2021 ESA Annual Meeting (August 2 - 6)

Development of an accurate and precise water-vapor equilibration method for hydrogen isotope analysis of plant non-structural carbohydrates and first applications

On Demand
Philipp Schuler, Swiss Federal Institute for Forest, Snow and Landscape Research WSL;
Background/Question/Methods

Recent studies show that the hydrogen isotopic composition (δ2H) of plant carbohydrates can be used as a proxy for metabolic processes and carbon dynamics in plants, which could be of similar importance than carbon and oxygen isotopes in ecophysiological research. Today, the analysis of carbon-bound non-exchangeable hydrogen isotopes in non-structural carbohydrates (NSC; i.e. sugars and starch) are limited due to a bias related to H-exchange between oxygen-bound hydrogen in NSC with surrounding water and vapor. However, precise and accurate δ2H measurements of NSC are urgently needed to constrain isotope fractionation processes between leaf water, primary assimilates, and structural components such as cellulose. Thus, we developed a new high-throughput method to measure non-exchangeable δ2H in NSC using a water-vapor equilibration technique. We applied the method on NSC standard material, as well as on plant NSC derived from climate chamber experiments with various species of different photosynthetic pathways (C3, C4 and CAM), growing under controlled environmental conditions (i.e. two temperature and two VPD levels).

Results/Conclusions

Our new methods enables the analysis of δ2H values in sugars and starches with high accuracy (3.0 and 4.7 ‰ compared to their reference standards) and precision (standard deviation of 3.1‰ and 1.4‰, respectively). First applications indicate that δ2H values of sugars strongly differ between C3, C4 and CAM plants at high temperature (30°C) and high VPD (2.5 kPa). δ2H values of C3 plant sugars were the lowest (~-100‰), intermediate of C4 plant sugars (~-65‰) and the highest (~-26‰) of CAM plant sugars.

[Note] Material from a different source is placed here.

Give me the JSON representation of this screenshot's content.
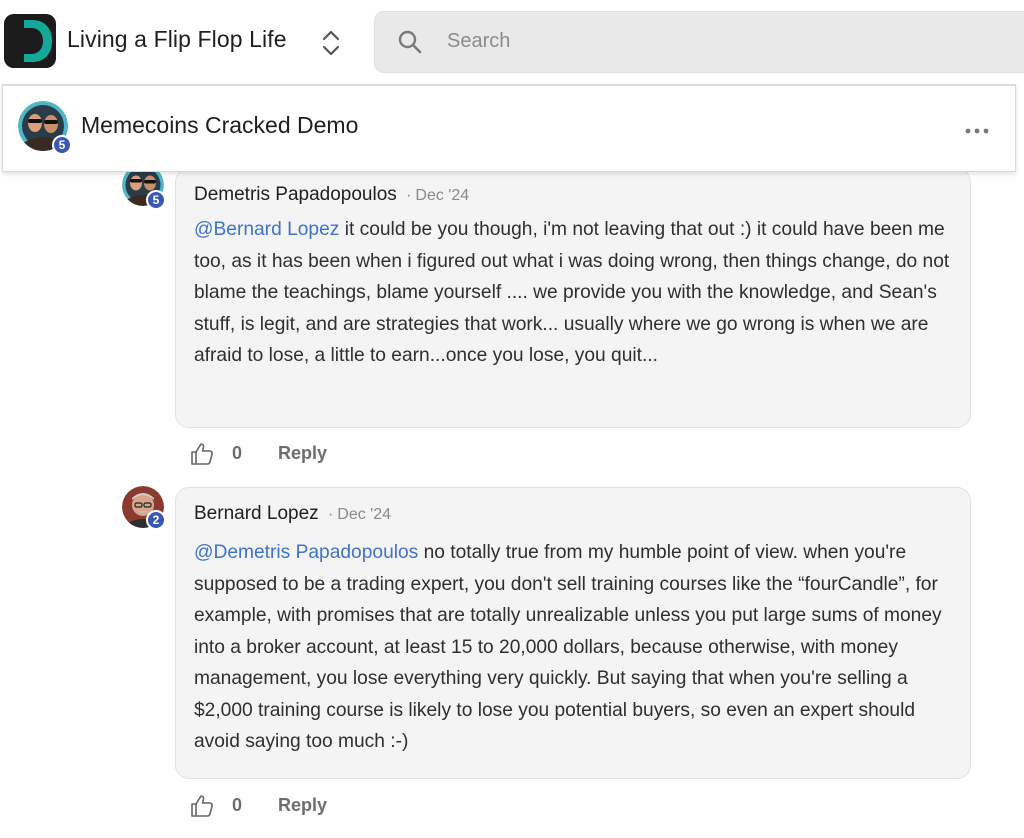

Further ongoing δ2H analyses of leaf water, starch and cellulose of more species under different climate settings will illuminate the variability of 2H-fractionation between species of different photosynthetic modes and the species-specific variability within these photosynthetic modes in response to climate conditions. These results will fill the gaps that are needed to improve current 2H-fractionation models, which might find widespread application in ecophysiology and dendrochronology, as well as on other paleobotanical archives for the reconstruction of past climate and plant physiological responses.